You can trust us; we’re bloggers, not journalists or marketers

Online readers trust bloggers more than they do journalists, the mainstream media or traditional marketers, according to this Advertising Age article.

One of the big reasons blogs have such impact is their credibility among readers. In a February poll from We Media and Zogby Interactive, 72% of adults said they were dissatisfied with the quality of American journalism today. Another 55% said bloggers are important to the future of American journalism, and 74% said citizen journalism will play a vital role, according to the poll.

Consumers are also taking bloggers’ word before they buy. A late 2006 Ipsos MORI survey found that blogs were a more trusted source of information than advertising or e-mail marketing. One-third of respondents said they had decided not to buy a product after reading a negative blog post, while 52% were persuaded to buy after reading a positive review.

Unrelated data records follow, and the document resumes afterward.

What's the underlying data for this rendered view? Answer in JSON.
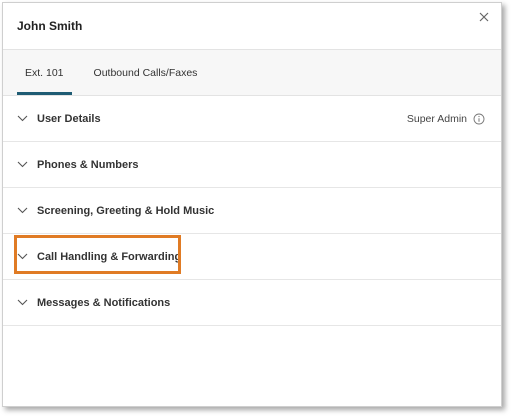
{
  "dialog": {
    "title": "John Smith",
    "close_icon": "close-icon"
  },
  "tabs": [
    {
      "label": "Ext. 101",
      "active": true
    },
    {
      "label": "Outbound Calls/Faxes",
      "active": false
    }
  ],
  "sections": [
    {
      "label": "User Details",
      "role": "Super Admin",
      "role_icon": "info-icon"
    },
    {
      "label": "Phones & Numbers"
    },
    {
      "label": "Screening, Greeting & Hold Music"
    },
    {
      "label": "Call Handling & Forwarding",
      "highlighted": true
    },
    {
      "label": "Messages & Notifications"
    }
  ],
  "colors": {
    "accent": "#1f5c74",
    "highlight": "#e07b24"
  }
}
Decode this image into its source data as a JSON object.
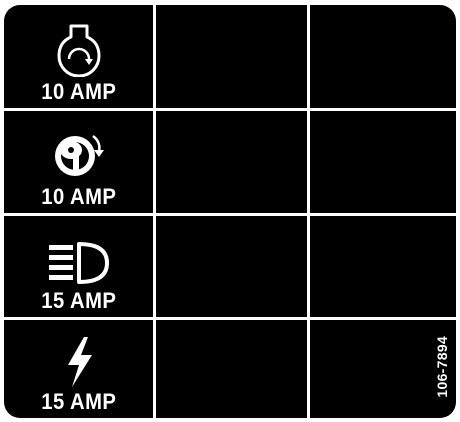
{
  "fuse_panel": {
    "rows": [
      {
        "icon": "engine-crank-icon",
        "rating": "10 AMP"
      },
      {
        "icon": "ignition-key-icon",
        "rating": "10 AMP"
      },
      {
        "icon": "headlight-icon",
        "rating": "15 AMP"
      },
      {
        "icon": "power-lightning-icon",
        "rating": "15 AMP"
      }
    ],
    "part_number": "106-7894"
  },
  "colors": {
    "background": "#000000",
    "foreground": "#ffffff"
  }
}
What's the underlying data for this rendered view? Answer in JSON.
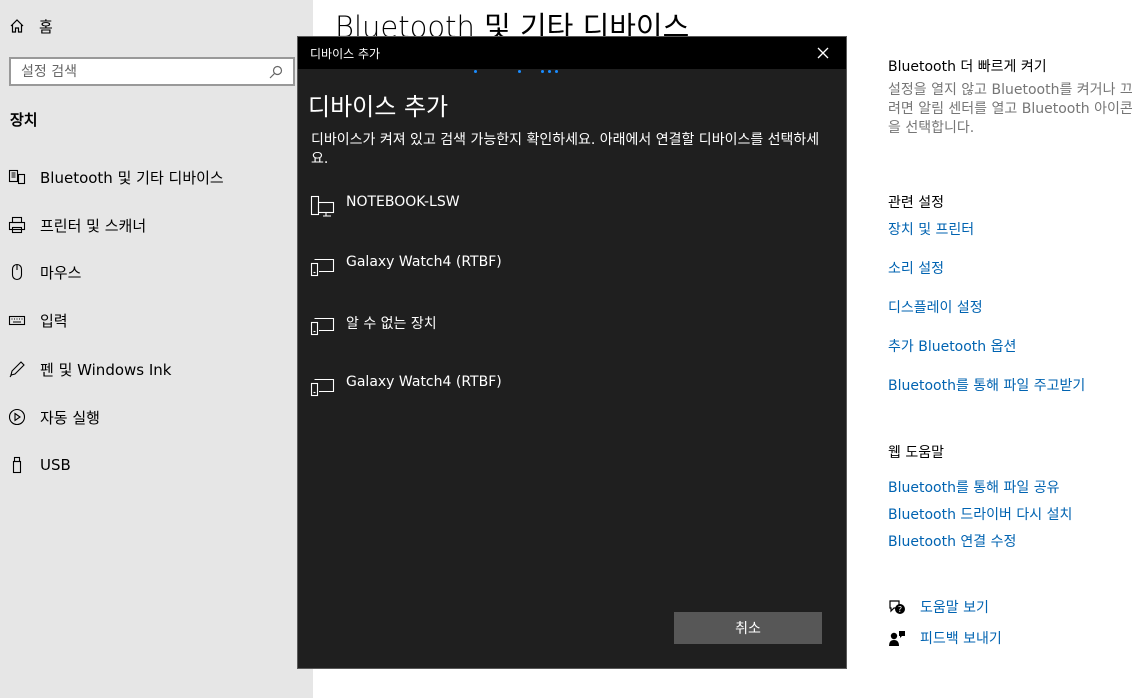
{
  "sidebar": {
    "home_label": "홈",
    "search_placeholder": "설정 검색",
    "section_title": "장치",
    "items": [
      {
        "label": "Bluetooth 및 기타 디바이스",
        "icon": "bluetooth-devices-icon"
      },
      {
        "label": "프린터 및 스캐너",
        "icon": "printer-icon"
      },
      {
        "label": "마우스",
        "icon": "mouse-icon"
      },
      {
        "label": "입력",
        "icon": "keyboard-icon"
      },
      {
        "label": "펜 및 Windows Ink",
        "icon": "pen-icon"
      },
      {
        "label": "자동 실행",
        "icon": "autoplay-icon"
      },
      {
        "label": "USB",
        "icon": "usb-icon"
      }
    ]
  },
  "main": {
    "page_title": "Bluetooth 및 기타 디바이스"
  },
  "right_panel": {
    "quick_title": "Bluetooth 더 빠르게 켜기",
    "quick_text": "설정을 열지 않고 Bluetooth를 켜거나 끄려면 알림 센터를 열고 Bluetooth 아이콘을 선택합니다.",
    "related_title": "관련 설정",
    "related_links": [
      "장치 및 프린터",
      "소리 설정",
      "디스플레이 설정",
      "추가 Bluetooth 옵션",
      "Bluetooth를 통해 파일 주고받기"
    ],
    "web_help_title": "웹 도움말",
    "web_help_links": [
      "Bluetooth를 통해 파일 공유",
      "Bluetooth 드라이버 다시 설치",
      "Bluetooth 연결 수정"
    ],
    "help_label": "도움말 보기",
    "feedback_label": "피드백 보내기"
  },
  "dialog": {
    "window_title": "디바이스 추가",
    "heading": "디바이스 추가",
    "description": "디바이스가 켜져 있고 검색 가능한지 확인하세요. 아래에서 연결할 디바이스를 선택하세요.",
    "devices": [
      {
        "name": "NOTEBOOK-LSW",
        "icon": "computer-icon"
      },
      {
        "name": "Galaxy Watch4 (RTBF)",
        "icon": "device-icon"
      },
      {
        "name": "알 수 없는 장치",
        "icon": "device-icon"
      },
      {
        "name": "Galaxy Watch4 (RTBF)",
        "icon": "device-icon"
      }
    ],
    "cancel_label": "취소"
  },
  "colors": {
    "link": "#0063b1",
    "progress_dots": "#1a8cff",
    "dialog_bg": "#1f1f1f",
    "sidebar_bg": "#e6e6e6"
  }
}
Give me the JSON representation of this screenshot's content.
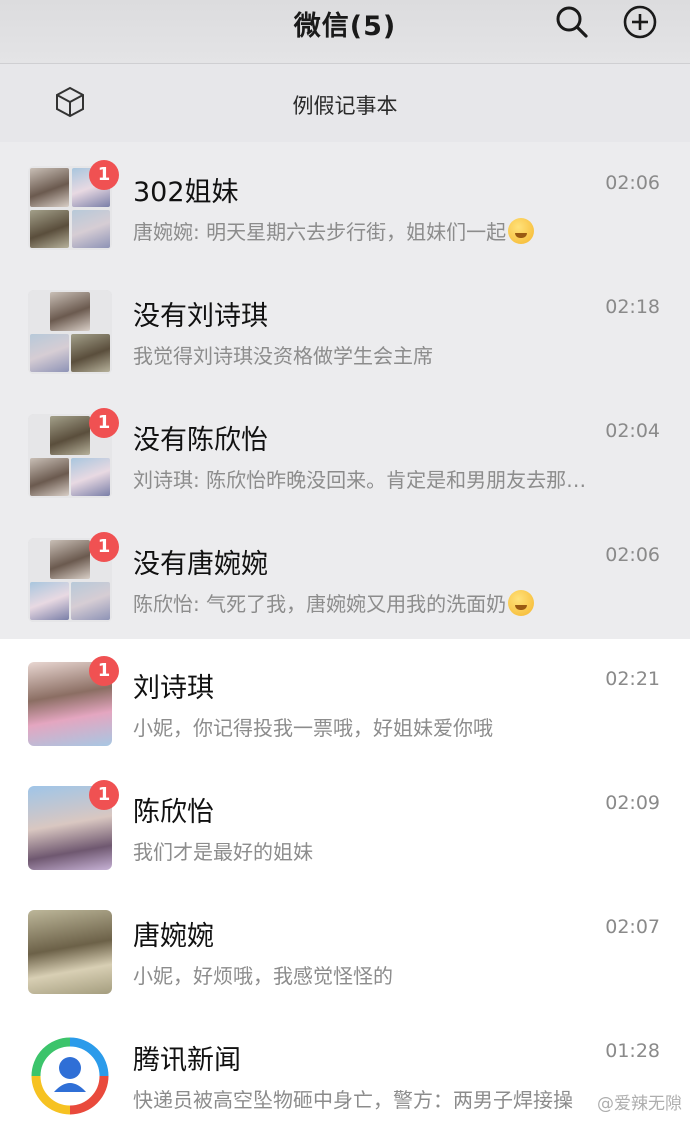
{
  "header": {
    "title": "微信(5)"
  },
  "folder": {
    "label": "例假记事本"
  },
  "chats": [
    {
      "name": "302姐妹",
      "time": "02:06",
      "preview": "唐婉婉: 明天星期六去步行街，姐妹们一起",
      "badge": "1",
      "pinned": true
    },
    {
      "name": "没有刘诗琪",
      "time": "02:18",
      "preview": "我觉得刘诗琪没资格做学生会主席",
      "badge": "",
      "pinned": true
    },
    {
      "name": "没有陈欣怡",
      "time": "02:04",
      "preview": "刘诗琪: 陈欣怡昨晚没回来。肯定是和男朋友去那…",
      "badge": "1",
      "pinned": true
    },
    {
      "name": "没有唐婉婉",
      "time": "02:06",
      "preview": "陈欣怡: 气死了我，唐婉婉又用我的洗面奶",
      "badge": "1",
      "pinned": true
    },
    {
      "name": "刘诗琪",
      "time": "02:21",
      "preview": "小妮，你记得投我一票哦，好姐妹爱你哦",
      "badge": "1",
      "pinned": false
    },
    {
      "name": "陈欣怡",
      "time": "02:09",
      "preview": "我们才是最好的姐妹",
      "badge": "1",
      "pinned": false
    },
    {
      "name": "唐婉婉",
      "time": "02:07",
      "preview": "小妮，好烦哦，我感觉怪怪的",
      "badge": "",
      "pinned": false
    },
    {
      "name": "腾讯新闻",
      "time": "01:28",
      "preview": "快递员被高空坠物砸中身亡，警方：两男子焊接操",
      "badge": "",
      "pinned": false
    }
  ],
  "watermark": "@爱辣无隙",
  "colors": {
    "badge": "#f05152",
    "pinned_background": "#ececee",
    "header_background": "#dcdcde"
  }
}
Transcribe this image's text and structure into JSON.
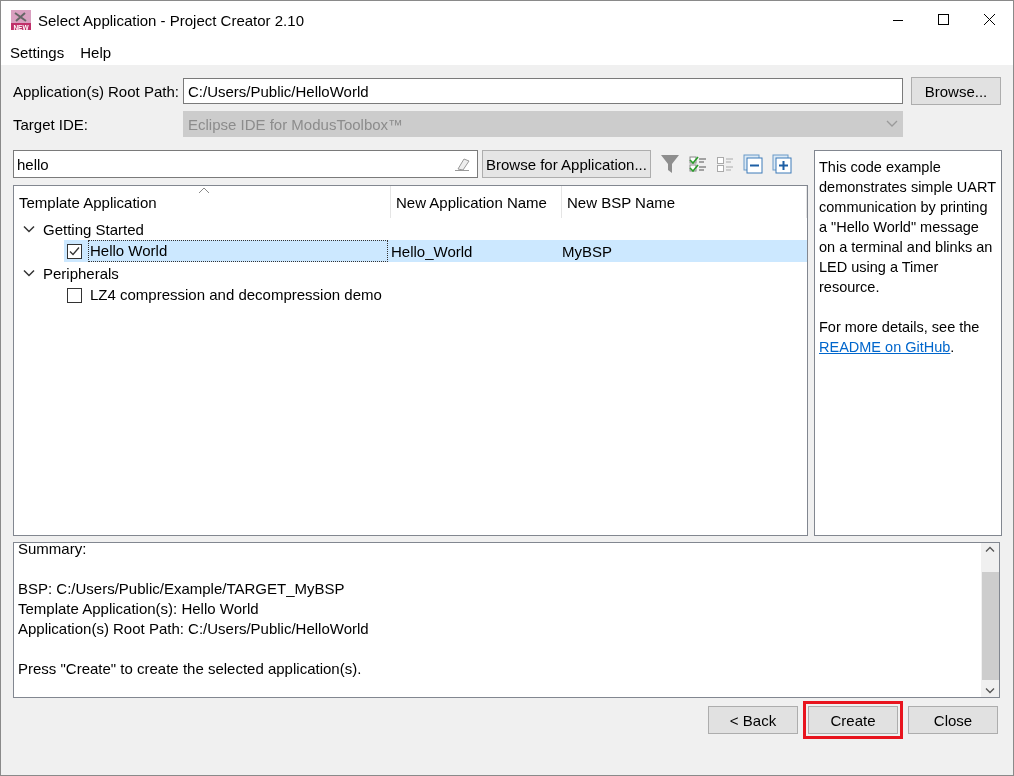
{
  "window": {
    "title": "Select Application - Project Creator 2.10",
    "icon_label": "NEW"
  },
  "menu": [
    {
      "label": "Settings"
    },
    {
      "label": "Help"
    }
  ],
  "root_path": {
    "label": "Application(s) Root Path:",
    "value": "C:/Users/Public/HelloWorld",
    "button": "Browse..."
  },
  "target_ide": {
    "label": "Target IDE:",
    "value": "Eclipse IDE for ModusToolbox™",
    "disabled": true
  },
  "search": {
    "value": "hello",
    "button": "Browse for Application..."
  },
  "tree": {
    "columns": [
      "Template Application",
      "New Application Name",
      "New BSP Name"
    ],
    "groups": [
      {
        "label": "Getting Started",
        "expanded": true,
        "children": [
          {
            "label": "Hello World",
            "app_name": "Hello_World",
            "bsp_name": "MyBSP",
            "checked": true,
            "selected": true
          }
        ]
      },
      {
        "label": "Peripherals",
        "expanded": true,
        "children": [
          {
            "label": "LZ4 compression and decompression demo",
            "checked": false,
            "selected": false
          }
        ]
      }
    ]
  },
  "description": {
    "text": "This code example demonstrates simple UART communication by printing a \"Hello World\" message on a terminal and blinks an LED using a Timer resource.",
    "more": "For more details, see the",
    "link": "README on GitHub",
    "after": "."
  },
  "summary": [
    [
      "Summary:"
    ],
    [
      "BSP: C:/Users/Public/Example/TARGET_MyBSP",
      "Template Application(s): Hello World",
      "Application(s) Root Path: C:/Users/Public/HelloWorld"
    ],
    [
      "Press \"Create\" to create the selected application(s)."
    ]
  ],
  "buttons": [
    {
      "label": "< Back",
      "highlighted": false
    },
    {
      "label": "Create",
      "highlighted": true
    },
    {
      "label": "Close",
      "highlighted": false
    }
  ]
}
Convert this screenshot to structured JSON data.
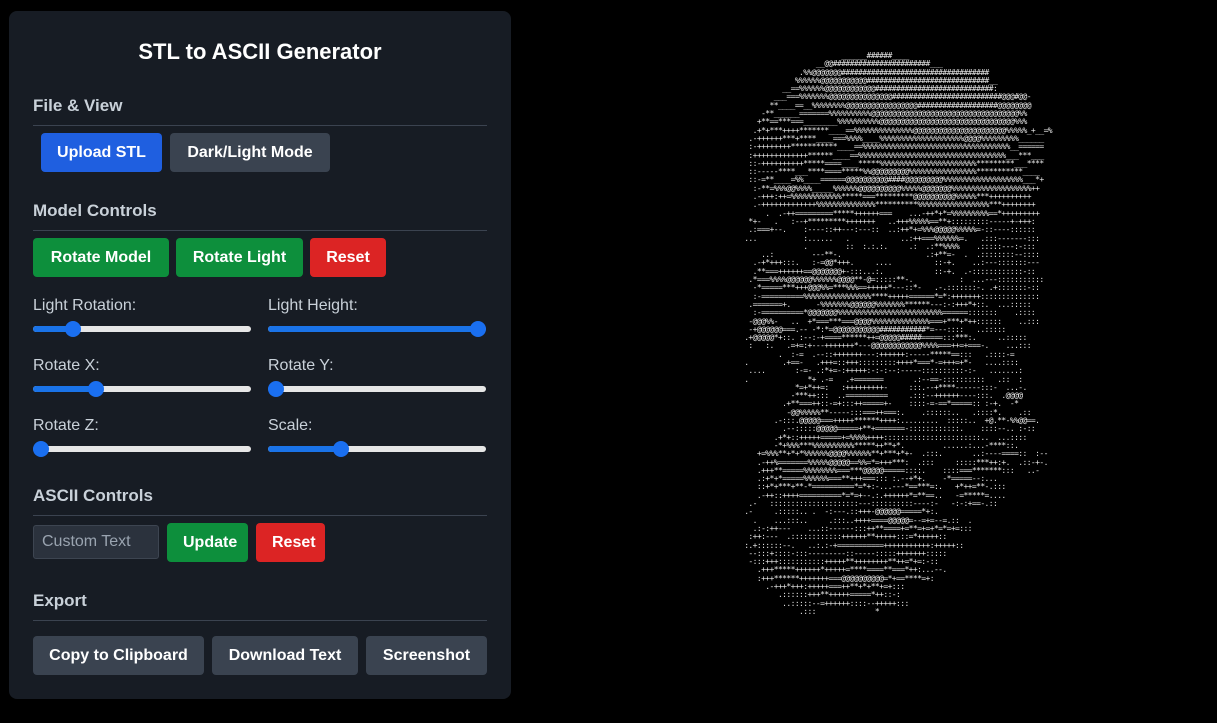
{
  "title": "STL to ASCII Generator",
  "sections": {
    "file_view": "File & View",
    "model_controls": "Model Controls",
    "ascii_controls": "ASCII Controls",
    "export": "Export"
  },
  "buttons": {
    "upload": "Upload STL",
    "theme": "Dark/Light Mode",
    "rotate_model": "Rotate Model",
    "rotate_light": "Rotate Light",
    "reset_model": "Reset",
    "update": "Update",
    "reset_ascii": "Reset",
    "copy": "Copy to Clipboard",
    "download": "Download Text",
    "screenshot": "Screenshot"
  },
  "sliders": [
    {
      "label": "Light Rotation:",
      "value": 0.16
    },
    {
      "label": "Light Height:",
      "value": 1.0
    },
    {
      "label": "Rotate X:",
      "value": 0.27
    },
    {
      "label": "Rotate Y:",
      "value": 0.0
    },
    {
      "label": "Rotate Z:",
      "value": 0.0
    },
    {
      "label": "Scale:",
      "value": 0.32
    }
  ],
  "custom_text": {
    "placeholder": "Custom Text",
    "value": ""
  },
  "colors": {
    "background": "#000000",
    "panel": "#171c24",
    "blue": "#1f5fe0",
    "green": "#0d8f3c",
    "red": "#dc2424",
    "gray": "#3a4350",
    "slider_accent": "#1a73e8"
  },
  "ascii_art": "                        ______######____\n                  __@@#######################___\n              .%%@@@@@@@###################################\n             %%%%%%@@@@@@@@@@@#############################__\n          __==%%%%%%@@@@@@@@@@@@############################:\n        ___===%%%%%%%@@@@@@@@@@@@@@@##########################@@@#@@-\n       **____==__%%%%%%%%@@@@@@@@@@@@@@@@@###################@@@@@@@@\n     -**______=======%%%%%%%%%%@@@@@@@@@@@@@@@@@@@@@@@@@@@@@@@@@@@%%\n    +**==***===________%%%%%%%%%%@@@@@@@@@@@@@@@@@@@@@@@@@@@@@@@@%%%\n   .+*+***++++*******____==%%%%%%%%%%%%%%@@@@@@@@@@@@@@@@@@@@@@%%%%%_+__=%\n  .-++++++***+****____===%%%%____%%%%%%%%%%%%%%%%%%%%@@@@%%%%%%%%%______\n  :-++++++++***********____==%%%%%%%%%%%%%%%%%%%%%%%%%%%%%%%%%%%__======\n  :+++++++++++++******____==%%%%%%%%%%%%%%%%%%%%%%%%%%%%%%%%%%%___***___\n  ::-++++++++++*****====____*****%%%%%%%%%%%%%%%%%%%%%%%*********___****\n  ::-----****___****====*****%%@@@@@@@@@%%%%%%%%%%%%%%%%***********____\n  ::-=**____=%%____======@@@@@@@@@@####@@@@@@@@@%%%%%%%%%%%%%%%%%%%___*+\n   :-**=%%%@@%%%%_____%%%%%%@@@@@@@@@@%%%%%@@@@@@@%%%%%%%%%%%%%%%%%%%++\n   .-+++:++=%%%%%%%%%%%%*****===*********@@@@@@@@@@%%%%%***++++++++++\n   .-+++++++++++++%%%%%%%%%%%%%%**********%%%%%%%%%%%%%%%%%***++++++++\n      .  .-++=========*****++++++===    ...-++*+*=%%%%%%%%%==*+++++++++\n  *+-   .   :--+*********+++++++   ..+++%%%%%==**+:::::::::-----+-+++:\n  .:===+--.    :----::++---:---::  ..:++*+=%%%@@@@@%%%%%=-::----::::::\n ...           :......   .            ..:++===%%%%%%=.   .:::-------:::\n               .         ::  :.:.:.     .:  .:**%%%%    .:::::---:-:::\n     ..:         ---**-.                    .:+**=-  .  .::::::::--::::\n   .-+*+++:::.   :-=@@*+++.     ....          ::-+.    ..:---:::::::---\n   .**===++++++==@@@@@@@+-:::...:.            ::-+.  .-::::::::::::-::\n  .*===%%%%@@@@@@%%%%%%@@@@**-@=:::::**-.           :  ...---:::::::::::\n   -*=====***+++@@@%%=***%%%==+++++*---::*-   .-.:::::::-. .+:::::::-::\n   :-==========%%%%%%%%%%%%%%%%****+++++======*=*:+++++++::::::::::::::\n  .=======+.      -%%%%%%%@@@@@@%%%%%%%******---:-:+++*+::.  ...:::::\n   :-==========*@@@@@@@%%%%%%%%%%%%%%%%%%%%%%%%%======:::::::    .::::\n  -@@@%%-   ..  +*===***===@@@@%%%%%%%%%%%%%%===+***+*++::::::    ..:::\n  -+@@@@@@===.-- -*:*=@@@@@@@@@@@###########*=---::::   ..:::::\n .+@@@@@*+::. :--:-+====******++=@@@@@#####=====:::***:.     ..:::::\n  :   :.   .=+=:+---+++++++*---@@@@@@@@@@@@%%%%===++=+===-.    ...:::\n         .  :-=  .--::+++++++---:++++++:-----*****==:::   .::::-=\n .        .+==-   .+++=::+++:::::::::++++*===*-=+++=+*-   ....::::\n  ....       :-=- .:*+=-:+++++:-:-:--:-----::::::::::-:-   .......:\n .              *+ .-=   .+=======       .:--==-::::::::::   .::  :\n             *=+*++=:   :+++++++++-     :::.--+****------:::-  ...-.\n            -***++:::  ..==========     .:::--++++++----:::.  .@@@@\n          .+**===++::-=+:::++=====+-    ::::-=-==*=====:: :-+.  -*\n           -@@%%%%%**-----:::===++===:.    .::::::..   .::::*.    .::\n        .-:::.@@@@@===+++++******++++:.........  :::::..  +@.**-%%@@==.\n          .--:::::@@@@@=====+**+=======-::::::::::::.    ::::--.. :-::\n        .+*+::+++++=====+=%%%%++++:::::::::::::::::::::::..  ...::::\n        -*+%%%***%%%%%%%%%%*****++**+*.         ......:...-****::.\n    +=%%%**+*+*%%%%%%@@@@%%%%%%**+***+*+-  .:::.       ..:----====::  :--\n    .-++%=======%%%%%@@@@@==%%=*=+++***:  .:::     :::::***++:+.  .::-+-.\n    .+++**=====%%%%%%%%===***@@@@@=====::::.    ::::===*******:::   ..-\n    .:+*+*=====%%%%%%===**+++===::: :.--+*+.    -*=====--:...\n    ::+*+***+**-*==========*=*+:-...---*==***=:.   +*++=**-.:::\n    .-++::++++==========*=*=+--.:.++++++*=**==..   -=*****=....\n  .-   :::::::::::::::::::::---::::::::::----:-   -:-:+==-.::\n .-     .:::::.. .  -:---.::+++-@@@@@@=====*+:.\n   .    ...:::..     .:::..++++====@@@@@=--=+=--=.::  .\n   .:-:++---    ...::------:::++**====+=**=+=+*=*=+=:::\n  :++:---  .::::::::::::++++++**+++++:::=*+++++::\n :.+::::::--.   ..:.:-+===========+++++++++++:+++++::\n  --:::+::::-:::---------::-----:::::+++++++:::::\n  -:::+++:::::::::::+++++**++++++++**++=*+=:-::\n    .+++*****++++++*+++++=****====**===*++:...--.\n    :+++******+++++++===@@@@@@@@@@=*+==****=+:\n      .-+++*+++:+++++===++**+*+**+=+:::\n         .::::::+++**+++++=====*++::-:\n          ..:::::--=++++++::::--+++++:::\n              .:::              *"
}
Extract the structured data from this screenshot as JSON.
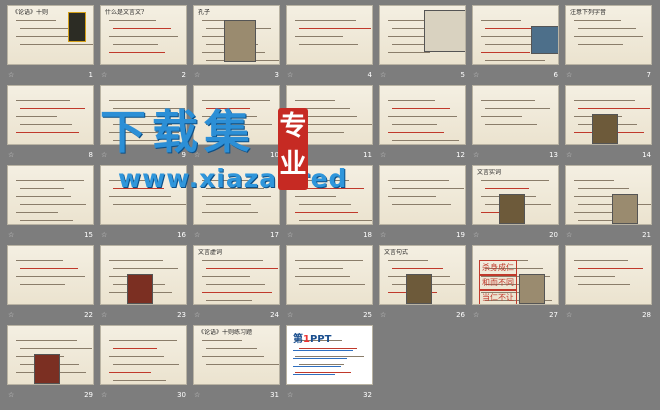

Ad Age also links to an interesting demographic profile (PDF) of bloggers that should help advertisers hone their pitches to us. For instance, 59 percent of us floss daily and 63 percent never go to church.

Story via AdPulp (here).

Friday Five: clearing the cache edition

Cleaning out some starred items from the RSS reader:

  1. Michael Stoner wonders: Who listens to podcasts, anyway? Good question. And Stoner sort of answers.
  2. A university gets possessive. Via University Business, the Boston Globe reports on Boston University President Bob Brown’s “test-driving” of a new slogan for the campus: “Boston’s University.” It sounds like Brown has convinced Globe columnist Alex Beam, anyway. The tagline “removes two of BU’s outsized competitors — Cambridge-based Harvard and MIT — from the mix entirely. Boston College, its name notwithstanding, huddles in the shady groves of Newton. Both US News & World Report and Washington Monthly rank BU well above Northeastern University, the only other claimant for the title. So ‘Boston’s University’ it is.”
  3. Facebook vs. MySpace (video). A nice parody of those Mac vs. PC TV ads, from CNET.
  4. Paging Joseph Campbell: Tired of those Internet “trolls” who crash your forums with inane or inflammatory comments? You may as well despise the court jester! Via Boing Boing comes word that the troll is nothing more than the archetypical trickster of our mythology, who enter our online discussions with “the cracked, stoic smile of Robin Goodfellow, a Puck with the simple desire to disrupt peace itself.” If we shadows have offended, think but this, and all is mended.
  5. From the effective keywords department: ‘Distance learning’ breaks out. Bob Johnson discusses how “a relatively rare example of academic jargon moving out into common use.”